Estes depoimentos não escondem o deslumbramento que África lhes provocou. Há um testemunho de uma mulher que viveu só na Guiné que não esqueceu aquela variedade étnica e religiosa que a deslumbravam, como ela se entusiasmava nas horas livres a percorrer as lojas onde comprava tecidos que ela própria fazia vestidos. Mas era o trabalho de professora que constituía o seu contacto com a realidade da vida da Guiné, deu conta da delicadeza dos seus alunos, aplicados e interessados, dava aulas a turmas muito misturadas, gente de todas as etnias da Guiné, não faltavam cabo-verdianos, libaneses, alguns brancos filhos de militares e funcionários. A Guiné ficou-lhe para toda a vida, como testemunha: “Ainda hoje, sempre que oiço qualquer coisa da Guiné ou encontro alguém, fico muito comovida. Fiquei com uma grande ligação. Ali ficou um bocadinho de mim, não sei explicar.”

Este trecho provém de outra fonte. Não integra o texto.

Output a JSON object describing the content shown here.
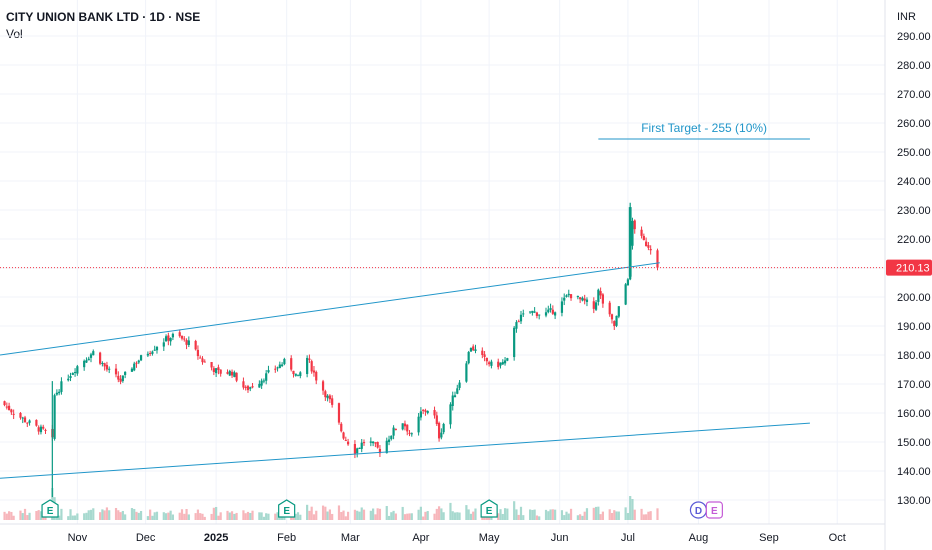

Há quem não queira esconder a mágoa: “Vi muito sofrimento, rapazes sem culpa nenhuma de repente sem pernas, sem braços ou mortos. Por que é que aqueles rapazes morreram, por que é que aquela gente tão nova sofria daquela maneira, por que é que cortavam as vidas assim? De África recordo com muita saudade tudo o que pude recolher, tudo o que pude aprender com as pessoas, a cultura, o conhecimento de África é fascinante. Eles tinham direito à independência, não havia mais espaços para colonialismos, o mundo era outro. Mas hoje, quando encontro alguns antigos alunos guineenses e eles me dizem que estavam melhor com os portugueses, fico sem saber o que pensar.”

Obra indispensável para conhecer olhares femininos sobre a guerra colonial, um brilhante alinhamento das narrativas, uma abordagem singular e é o nosso dever de memória coletiva – porque estas mulheres estiveram na guerra, em frente de retaguardas, o seu testemunho é imperativo no puzzle de todos os olhares, de quem combateu em ambos os lados.